Madonna's MDNA: A First Listen
Sure, I heard bad things about MDNA, but when's the last time critics actually jumped for Madonna? In the pre-"poptimist" era of 1999, with Ray of Light, I'm pretty sure. Music was a billion times better, and the oft-cited failure American Life is actually pretty strange and fun (vocoder and rapping!). But MDNA's single was lukewarm, and roundly and rightly considered so. Time to see if I can give our star any luvin' at all.
"Girl Gone Wild"
Awesome. Maybe Lady Gaga inspired Madge to do spoken cheesy intros again, so she makes a quick confession, then we're off to the races. The dry clarity of this casually morphing disco beat is on par with Music, her last great album and a good sign. Yet it's extremely spare and calm as well -- at least for a lead track from a very famous pop singer that begins with a faux church confession. Instantly catchy, even for her. Good start.
"Gang bang, shot you dead/ Got my lover in the head," goes this loop. This is one of her sparsest tracks ever -- think Violator-era Depeche Mode and Madonna just intoning in a whisper over it. Did you guess it was a revenge fantasy? Pitchfork specifies it as a twist on her ex-husband Guy Ritchie's formula, but they must find that guy pretty barren because there's not a lot to go on lyrically.

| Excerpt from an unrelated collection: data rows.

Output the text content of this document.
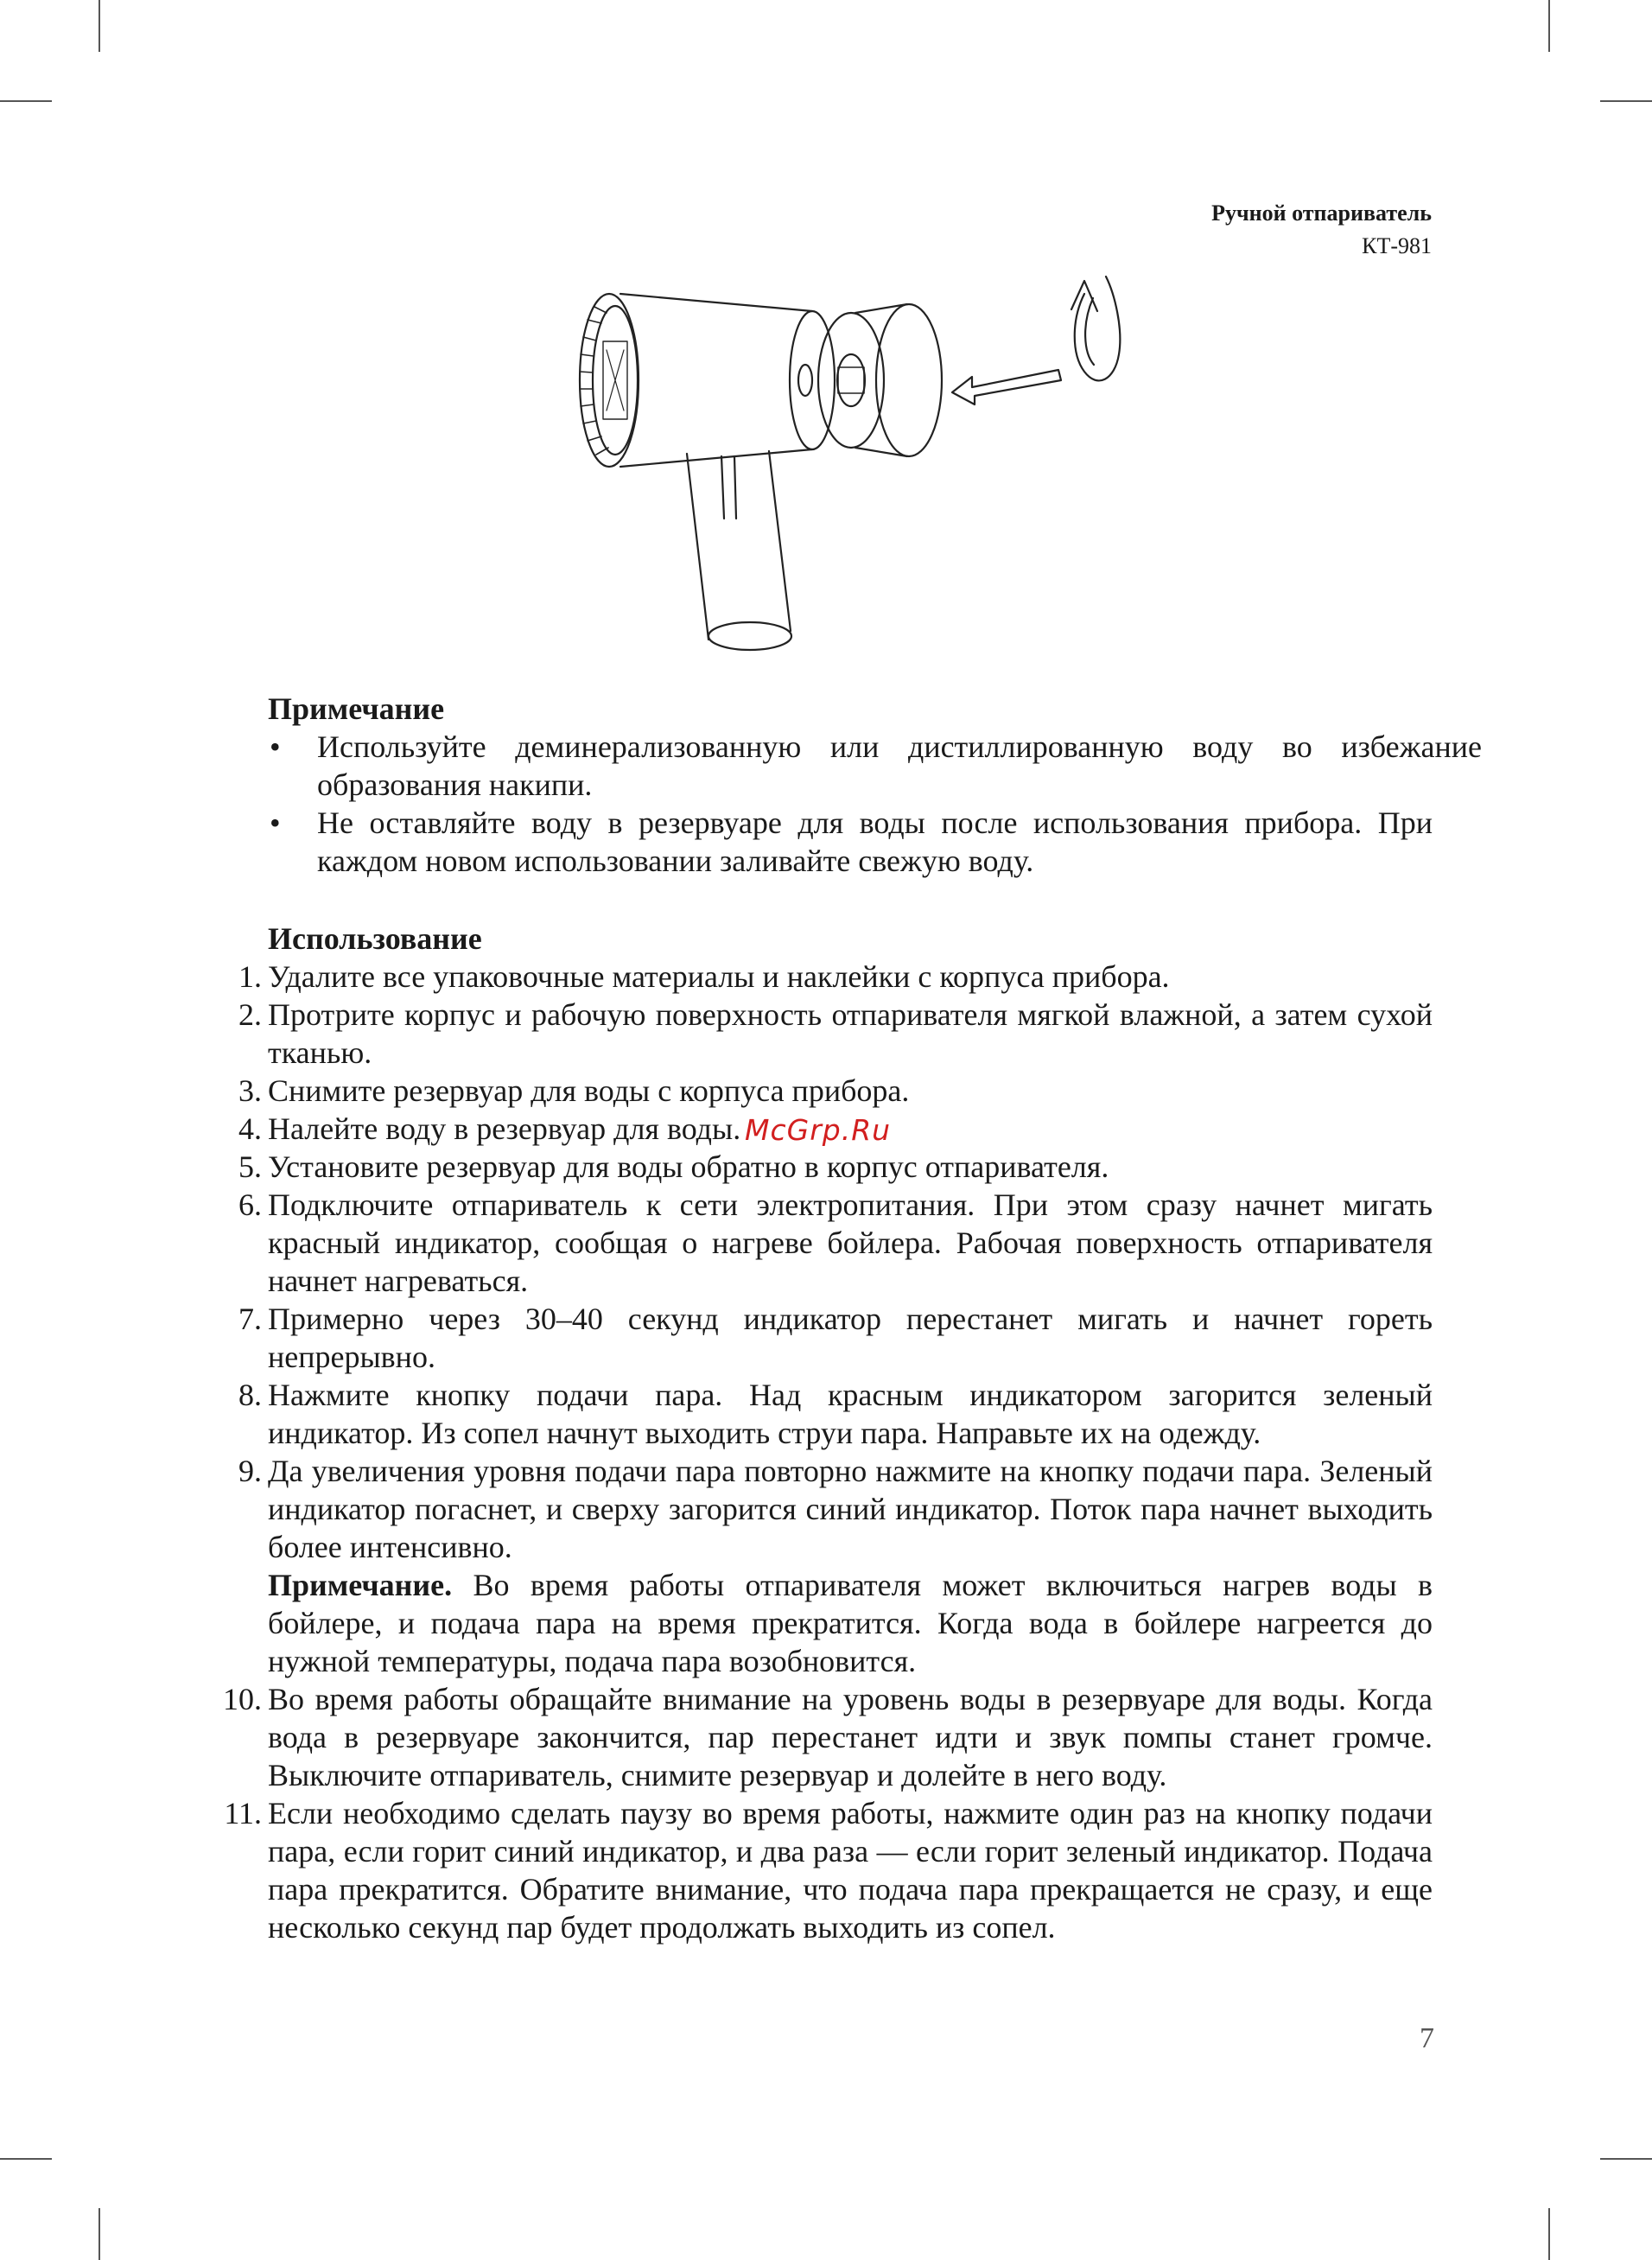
Ручной отпариватель
КТ-981

Примечание

• Используйте деминерализованную или дистиллированную воду во избежание образования накипи.
• Не оставляйте воду в резервуаре для воды после использования прибора. При каждом новом использовании заливайте свежую воду.

Использование

1. Удалите все упаковочные материалы и наклейки с корпуса прибора.
2. Протрите корпус и рабочую поверхность отпаривателя мягкой влажной, а затем сухой тканью.
3. Снимите резервуар для воды с корпуса прибора.
4. Налейте воду в резервуар для воды.
5. Установите резервуар для воды обратно в корпус отпаривателя.
6. Подключите отпариватель к сети электропитания. При этом сразу начнет мигать красный индикатор, сообщая о нагреве бойлера. Рабочая поверхность отпаривателя начнет нагреваться.
7. Примерно через 30–40 секунд индикатор перестанет мигать и начнет гореть непрерывно.
8. Нажмите кнопку подачи пара. Над красным индикатором загорится зеленый индикатор. Из сопел начнут выходить струи пара. Направьте их на одежду.
9. Да увеличения уровня подачи пара повторно нажмите на кнопку подачи пара. Зеленый индикатор погаснет, и сверху загорится синий индикатор. Поток пара начнет выходить более интенсивно.
Примечание. Во время работы отпаривателя может включиться нагрев воды в бойлере, и подача пара на время прекратится. Когда вода в бойлере нагреется до нужной температуры, подача пара возобновится.
10. Во время работы обращайте внимание на уровень воды в резервуаре для воды. Когда вода в резервуаре закончится, пар перестанет идти и звук помпы станет громче. Выключите отпариватель, снимите резервуар и долейте в него воду.
11. Если необходимо сделать паузу во время работы, нажмите один раз на кнопку подачи пара, если горит синий индикатор, и два раза — если горит зеленый индикатор. Подача пара прекратится. Обратите внимание, что подача пара прекращается не сразу, и еще несколько секунд пар будет продолжать выходить из сопел.
McGrp.Ru
7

All right, so sparseness is the name of the game. The music on these songs is remarkably dry -- and, I suppose, a bit rudimentary. This one's fun though. The synth keeps evolving toward a glassier, more abrasive pitch, and the hostess alternates between hooking and texturing. "I'm addicted to your love" isn't the deepest lyric she's ever written, but if the title MDNA is any indication, she's paying tribute to rave music that's not exactly Laurie Anderson. And succeeding. It's a bit long though. And is that the talking synth from No Doubt's "Just a Girl" that shows up?
"Turn Up the Radio"
The first real "song" here that's not just a vamp. Sounds kind of like Kim Wilde actually, if she had access to Ke$ha's beatmakers. It's remarkable how youthful Madonna's voice sounds, though she's made a wonderful career of not exactly having to stretch it far to achieve pop sui generis. My main problem with this album is that every song feels too long before it's even halfway over, which means a bit more songwriting could've been fleshed out. I mean, Music has some bridges, I'm pretty sure.
"Give Me all Your Luvin'"
This one sounds better than it did at the Super Bowl, but the cheerleading doesn't really work in such a sparse context. Are we aiming for pop excitement or pop minimalism? And Nicki Minaj and M.I.A. remain very awkwardly tacked on. Madonna is the "me" in the title, and I'm the one who's supposed to give her all my luvin', so who are these other people in between and where do they fit into this simple two-person exchange?
Finally, a sound that hasn't exactly been heard before. Madonna's version of an arch-accented LCD Soundsystem song, with ripped-velcro synth grinding every which way. Kind of acid-house-y but also the best melody thus far. "Some girls make a scene/ Crying in the limousine" is the first quotable lyric on the album really, including that confession opener. But maybe it's hitting its stride.
The chorus "Oooh la la/ You're my superstar/ Ooh la la/ Love the way that you are" sets a new standard for laziness -- both for this album and possibly for Madonna's whole career. This is one of her worst ever. A guitar-rock-disco song that's been filtered and phased to dogshit, so the music is nearly toneless. What does it even mean? That she's very famous but she's still the "biggest fan" of whoever she's currently luvin'? And among the uncreative things she'll do for "you," "You can have the password to my phone" is really gross, if any of those who thought Lana Del Rey's submissiveness was retrograde still care.
"I Don't Give A"
Nice Joan Jett-cum-Sum 41 rapping on beat, with relatively busy acid synths merging with equally boiled-over guitar. The album-as-a-microcosm I guess, but the hip-hop edition. Fun here, but fatally dry, like much of this record. I'd like to hear a Ke$ha remix and see if it's capable of exploding. And for extra-trendy confusion, Nicki Minaj's verse is introduced with an unmistakable dubstep wub-wub-wub.